A Room with an Exclusive Brew: Aman Tokyo
[UPDATE: Aman Tokyo is slated to re open on July 1st 2020]
In the mini bar at the recently opened Aman Tokyo hotel is an exquisitely designed bottle of sake. Inside guests will discover the Aman Tokyo blend, created especially for the rarefied hotel group by the ancient brewers Masumi.
For Aman has chosen the award-winning brewers as the house sake for its first foray into Japan. There’s also a range of Masumi’s premium and super premium sakes at Aman Tokyo’s Restaurant and Bar; the newly opened Café, where locals queue for at least an hour for a taste of the Aman experience, serves a much in demand sparkling sake and any day now they’ll take delivery of a seasonal sake.
For Aman hotel guests, a trip to Masumi’s brewery in Suwa, in the mountainous Nagano prefecture known as the Japanese Alps, can also be arranged as an Aman Journey.
The Masumi brewery sits on the main street running through Suwa among four other sake houses. It’s no coincidence that sake breweries cluster in areas that have pure water supplies. Suwa is renowned for its hot springs – some families have them in their homes and there’s even a public one on the train station platform.
Like all kuras, Masumi has a ball of cypress tree leaves hanging above the entrance. The sugidama is hung at the beginning of the sake brewing season in the autumn and blessed by a Shinto priest (there are strong, longstanding links between sake making and religion.) The leafy globe starts off green and turns brown through the year – just as the sake matures.

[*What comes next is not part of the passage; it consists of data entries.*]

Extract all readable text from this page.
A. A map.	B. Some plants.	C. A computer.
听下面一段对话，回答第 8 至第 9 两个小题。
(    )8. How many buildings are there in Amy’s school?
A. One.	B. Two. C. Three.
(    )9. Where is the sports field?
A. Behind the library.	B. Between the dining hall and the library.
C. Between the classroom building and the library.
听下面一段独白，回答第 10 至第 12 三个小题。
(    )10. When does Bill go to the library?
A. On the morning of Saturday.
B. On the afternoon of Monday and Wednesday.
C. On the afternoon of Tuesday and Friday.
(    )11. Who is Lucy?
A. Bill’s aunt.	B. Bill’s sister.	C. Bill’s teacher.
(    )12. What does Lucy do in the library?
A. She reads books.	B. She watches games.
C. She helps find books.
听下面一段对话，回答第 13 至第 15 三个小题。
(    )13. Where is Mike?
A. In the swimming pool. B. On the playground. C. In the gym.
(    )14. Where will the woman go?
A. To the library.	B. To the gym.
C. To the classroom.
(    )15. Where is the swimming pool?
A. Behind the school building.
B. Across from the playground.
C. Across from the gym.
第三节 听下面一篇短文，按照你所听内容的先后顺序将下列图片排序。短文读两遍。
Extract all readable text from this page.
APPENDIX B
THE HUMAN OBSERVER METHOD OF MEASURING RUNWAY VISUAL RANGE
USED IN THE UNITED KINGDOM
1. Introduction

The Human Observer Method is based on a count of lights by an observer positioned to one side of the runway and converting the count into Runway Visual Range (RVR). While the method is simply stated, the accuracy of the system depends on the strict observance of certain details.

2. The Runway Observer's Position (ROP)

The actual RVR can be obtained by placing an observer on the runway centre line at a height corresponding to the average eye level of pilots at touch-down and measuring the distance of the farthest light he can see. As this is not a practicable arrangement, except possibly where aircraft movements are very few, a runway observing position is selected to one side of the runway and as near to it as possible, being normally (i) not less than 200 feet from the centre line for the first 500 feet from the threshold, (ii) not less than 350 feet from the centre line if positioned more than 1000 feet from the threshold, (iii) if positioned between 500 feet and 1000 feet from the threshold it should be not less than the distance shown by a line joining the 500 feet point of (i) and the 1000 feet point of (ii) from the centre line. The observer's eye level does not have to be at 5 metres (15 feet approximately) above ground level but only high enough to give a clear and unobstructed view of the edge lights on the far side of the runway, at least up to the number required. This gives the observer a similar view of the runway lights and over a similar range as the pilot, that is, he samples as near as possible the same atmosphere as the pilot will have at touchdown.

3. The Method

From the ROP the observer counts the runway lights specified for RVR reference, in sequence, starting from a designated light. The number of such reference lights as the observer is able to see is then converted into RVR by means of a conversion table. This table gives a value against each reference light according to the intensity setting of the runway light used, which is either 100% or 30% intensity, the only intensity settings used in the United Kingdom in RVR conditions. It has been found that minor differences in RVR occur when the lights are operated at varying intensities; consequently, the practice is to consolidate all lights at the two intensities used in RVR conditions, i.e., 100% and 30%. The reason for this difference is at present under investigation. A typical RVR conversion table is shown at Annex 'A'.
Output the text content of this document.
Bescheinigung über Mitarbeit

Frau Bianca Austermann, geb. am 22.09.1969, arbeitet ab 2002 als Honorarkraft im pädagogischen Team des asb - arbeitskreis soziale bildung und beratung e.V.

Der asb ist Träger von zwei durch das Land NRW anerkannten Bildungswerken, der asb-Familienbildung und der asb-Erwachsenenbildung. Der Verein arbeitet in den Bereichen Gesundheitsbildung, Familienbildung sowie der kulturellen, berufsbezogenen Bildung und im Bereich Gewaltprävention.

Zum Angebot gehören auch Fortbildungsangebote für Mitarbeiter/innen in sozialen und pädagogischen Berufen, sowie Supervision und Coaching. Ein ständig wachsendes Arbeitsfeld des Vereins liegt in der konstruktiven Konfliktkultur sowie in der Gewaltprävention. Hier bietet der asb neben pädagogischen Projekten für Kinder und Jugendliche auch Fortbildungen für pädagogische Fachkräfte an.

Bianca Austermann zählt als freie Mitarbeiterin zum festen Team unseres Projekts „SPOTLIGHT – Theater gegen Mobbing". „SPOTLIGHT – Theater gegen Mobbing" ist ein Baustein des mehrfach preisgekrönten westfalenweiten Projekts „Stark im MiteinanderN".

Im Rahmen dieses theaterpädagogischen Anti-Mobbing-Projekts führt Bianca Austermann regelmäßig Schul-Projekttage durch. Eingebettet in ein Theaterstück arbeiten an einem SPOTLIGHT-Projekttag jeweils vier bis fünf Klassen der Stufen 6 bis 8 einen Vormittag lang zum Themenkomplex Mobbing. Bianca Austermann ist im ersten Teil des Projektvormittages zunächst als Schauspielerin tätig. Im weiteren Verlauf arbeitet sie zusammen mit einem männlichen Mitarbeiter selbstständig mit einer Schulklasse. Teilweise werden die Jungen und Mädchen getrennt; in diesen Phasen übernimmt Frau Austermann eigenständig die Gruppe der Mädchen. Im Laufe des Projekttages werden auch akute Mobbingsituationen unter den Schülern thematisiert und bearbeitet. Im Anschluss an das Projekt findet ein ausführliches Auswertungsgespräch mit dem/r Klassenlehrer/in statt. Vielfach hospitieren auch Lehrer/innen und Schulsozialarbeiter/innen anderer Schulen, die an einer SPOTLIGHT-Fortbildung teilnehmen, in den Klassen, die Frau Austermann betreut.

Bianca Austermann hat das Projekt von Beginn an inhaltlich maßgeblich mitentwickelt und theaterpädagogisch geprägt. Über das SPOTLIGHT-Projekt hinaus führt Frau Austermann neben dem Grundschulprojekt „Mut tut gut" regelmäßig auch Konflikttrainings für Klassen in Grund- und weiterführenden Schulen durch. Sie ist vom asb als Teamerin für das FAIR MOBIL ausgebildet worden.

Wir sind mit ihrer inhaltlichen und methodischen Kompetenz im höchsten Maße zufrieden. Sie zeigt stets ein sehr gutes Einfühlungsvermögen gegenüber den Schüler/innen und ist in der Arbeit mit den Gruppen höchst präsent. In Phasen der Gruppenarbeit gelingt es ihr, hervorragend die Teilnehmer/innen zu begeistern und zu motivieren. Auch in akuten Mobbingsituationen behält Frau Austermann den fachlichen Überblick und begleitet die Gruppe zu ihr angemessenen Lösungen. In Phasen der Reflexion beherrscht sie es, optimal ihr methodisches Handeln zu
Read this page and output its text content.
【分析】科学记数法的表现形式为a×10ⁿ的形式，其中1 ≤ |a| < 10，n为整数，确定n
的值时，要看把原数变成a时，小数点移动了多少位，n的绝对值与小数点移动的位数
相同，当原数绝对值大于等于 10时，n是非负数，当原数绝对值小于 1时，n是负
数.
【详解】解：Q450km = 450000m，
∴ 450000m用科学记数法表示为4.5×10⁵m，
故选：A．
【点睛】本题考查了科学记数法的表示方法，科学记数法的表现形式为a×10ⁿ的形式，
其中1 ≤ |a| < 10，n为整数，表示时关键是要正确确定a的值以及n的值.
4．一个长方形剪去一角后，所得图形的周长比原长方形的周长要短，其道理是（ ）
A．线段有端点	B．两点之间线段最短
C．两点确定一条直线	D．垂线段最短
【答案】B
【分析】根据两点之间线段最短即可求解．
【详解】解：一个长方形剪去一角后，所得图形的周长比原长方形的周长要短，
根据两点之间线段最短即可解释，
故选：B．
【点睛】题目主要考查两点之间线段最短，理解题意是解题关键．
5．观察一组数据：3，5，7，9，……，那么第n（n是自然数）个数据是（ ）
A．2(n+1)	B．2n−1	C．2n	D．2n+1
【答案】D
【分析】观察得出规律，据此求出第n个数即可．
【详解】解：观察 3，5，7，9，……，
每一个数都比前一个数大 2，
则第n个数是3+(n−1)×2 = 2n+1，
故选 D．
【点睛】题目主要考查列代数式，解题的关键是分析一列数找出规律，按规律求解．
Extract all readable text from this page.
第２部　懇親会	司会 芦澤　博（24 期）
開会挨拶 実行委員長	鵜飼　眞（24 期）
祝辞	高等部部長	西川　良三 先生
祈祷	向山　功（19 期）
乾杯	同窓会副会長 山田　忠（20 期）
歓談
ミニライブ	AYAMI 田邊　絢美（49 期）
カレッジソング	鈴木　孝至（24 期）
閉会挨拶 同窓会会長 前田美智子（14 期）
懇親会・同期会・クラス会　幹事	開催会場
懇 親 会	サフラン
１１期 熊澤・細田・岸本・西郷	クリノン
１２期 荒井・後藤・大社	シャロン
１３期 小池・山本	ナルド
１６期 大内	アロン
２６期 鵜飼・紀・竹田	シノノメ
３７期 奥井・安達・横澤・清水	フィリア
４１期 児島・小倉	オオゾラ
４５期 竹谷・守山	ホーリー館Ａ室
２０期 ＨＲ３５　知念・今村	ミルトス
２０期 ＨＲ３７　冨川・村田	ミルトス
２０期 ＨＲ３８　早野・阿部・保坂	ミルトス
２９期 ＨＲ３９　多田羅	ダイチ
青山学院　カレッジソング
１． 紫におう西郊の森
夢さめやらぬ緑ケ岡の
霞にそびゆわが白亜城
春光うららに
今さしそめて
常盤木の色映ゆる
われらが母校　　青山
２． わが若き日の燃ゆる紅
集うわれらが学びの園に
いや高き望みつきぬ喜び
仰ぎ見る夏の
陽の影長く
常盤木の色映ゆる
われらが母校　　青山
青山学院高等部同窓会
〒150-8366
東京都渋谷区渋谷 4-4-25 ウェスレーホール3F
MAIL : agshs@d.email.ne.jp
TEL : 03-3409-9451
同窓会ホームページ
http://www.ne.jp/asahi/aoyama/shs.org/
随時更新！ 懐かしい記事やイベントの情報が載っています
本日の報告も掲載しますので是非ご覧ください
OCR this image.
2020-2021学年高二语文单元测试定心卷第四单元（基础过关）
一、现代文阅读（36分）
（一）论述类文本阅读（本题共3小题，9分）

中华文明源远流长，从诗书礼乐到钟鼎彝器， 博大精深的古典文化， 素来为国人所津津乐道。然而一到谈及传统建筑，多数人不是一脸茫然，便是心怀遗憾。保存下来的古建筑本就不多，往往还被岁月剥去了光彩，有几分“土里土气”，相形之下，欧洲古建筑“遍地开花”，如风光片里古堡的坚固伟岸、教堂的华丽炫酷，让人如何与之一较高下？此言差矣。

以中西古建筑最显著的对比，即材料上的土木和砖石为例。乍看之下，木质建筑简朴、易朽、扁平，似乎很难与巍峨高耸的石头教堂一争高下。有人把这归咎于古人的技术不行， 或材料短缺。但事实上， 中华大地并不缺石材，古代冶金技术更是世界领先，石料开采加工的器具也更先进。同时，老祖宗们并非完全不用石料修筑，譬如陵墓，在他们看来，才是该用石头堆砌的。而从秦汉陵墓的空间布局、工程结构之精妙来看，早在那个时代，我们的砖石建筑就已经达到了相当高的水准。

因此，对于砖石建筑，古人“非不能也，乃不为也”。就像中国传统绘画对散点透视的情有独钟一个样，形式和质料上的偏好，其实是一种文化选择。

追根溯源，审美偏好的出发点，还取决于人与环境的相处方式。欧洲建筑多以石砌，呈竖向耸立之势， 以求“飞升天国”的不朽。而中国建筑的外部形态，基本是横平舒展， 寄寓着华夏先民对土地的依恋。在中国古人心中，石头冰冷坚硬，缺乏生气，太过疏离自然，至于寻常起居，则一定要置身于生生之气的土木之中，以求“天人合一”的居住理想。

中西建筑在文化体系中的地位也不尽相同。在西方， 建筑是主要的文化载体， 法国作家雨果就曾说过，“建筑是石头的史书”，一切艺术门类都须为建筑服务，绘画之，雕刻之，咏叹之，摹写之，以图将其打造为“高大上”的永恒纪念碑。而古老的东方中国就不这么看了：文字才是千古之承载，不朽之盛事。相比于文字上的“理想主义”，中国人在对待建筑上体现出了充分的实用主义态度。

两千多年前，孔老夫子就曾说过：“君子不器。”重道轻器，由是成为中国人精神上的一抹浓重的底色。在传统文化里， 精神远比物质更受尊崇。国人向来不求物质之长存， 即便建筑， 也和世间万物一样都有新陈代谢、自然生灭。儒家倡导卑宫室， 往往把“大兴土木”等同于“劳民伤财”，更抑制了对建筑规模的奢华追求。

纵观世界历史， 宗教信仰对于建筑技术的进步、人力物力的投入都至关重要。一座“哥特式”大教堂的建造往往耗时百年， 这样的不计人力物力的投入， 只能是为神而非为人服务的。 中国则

The Miyasaka family who own Masumi have run a brewery on this site since 1662 as the weathered flagstones attest. A higgledy-piggledy clutch of wooden buildings has been built and rebuilt over the centuries. At its centre is a neat, serene courtyard including a shrine to the harvest gods.
A stone monument stands in homage to Yeast Number Seven – the seventh starter yeast proclaimed by the Japanese government in the early 20th century to be of superior quality. Created in Masumi’s laboratory, it is the most widely used yeast in Japan and the basis for the Aman Tokyo Blend sake.
As a boutique scale brewery (the tasting room and shop feel like a chic art gallery) Masumi cannot entertain coach loads of visitors so it feels an honour to be shown around its premises.
Following the rice harvest in September, Masumi mills the rice in-house nearby in Fujimi. They’re one of the few brewers to have their own rice polishing plant so have more control of the quality.
From October to April the brewery is a hive of rice washing, soaking and steaming. In the case of the premium sakes, this is done by hand. Over the door way to one of the warren of rooms hangs a sign reading: The Sake’s Mother’s Room. This is where the yeast starter is kept and is a key part of the fermenting process.
Current president Naotaka Miyasaka is the 25th generation of the family to run the company and remembers his grandfather in charge. He had his own views from the start: “Sales were booming in the period before I joined the company but none of the sake I tried from that era tasted very good,” he says. “So when I took on the business I thought there was much that needed to be done to improve the quality of our products.”
One move was to introduce fresh sake, making Mr Miyasaka one of the pioneers of unpasturised sake in Japan. The idea came to him when on work placement at the Isetan department store where he noticed the seasonality in the clothing sections. He recalls when they produced the first seasonal sake, and the filtering room was filled with the fresh and vibrant fruit aromas, he’d never seen the look on his brewers’ faces before.
More recently Miyasaka has noticed a move away from the traditional image of old men drinking sake to younger customers and more women. This is partly due to the lighter tastes being introduced. The trend for sake now, Miyasaka says, is for Junmai – a pure sake that hasn’t had distilled alcohol added at the filtering stage. The Aman Tokyo Blend is a mix of Junmai Daiginjo and Ginjo, super premium and premium grades respectively. The result is a very light and fine sake.
Mr Miyasaka personally specified what he wanted from the Aman Blend to his brewery master. “I’ve been feeling more and more that most sake is too high in alcohol and there is a need for a somewhat lighter sake that is better for pairing with food,” he says.
Guests may put this back to the test back at the Aman where a special sake pairing dinner can be arranged either in suite or in The Restaurant.
“I felt that a special blend of this lighter, gentler sake would be perfect for Aman Tokyo because they are an important gateway between Japan and the rest of the world. It’s the perfect introduction to sake.”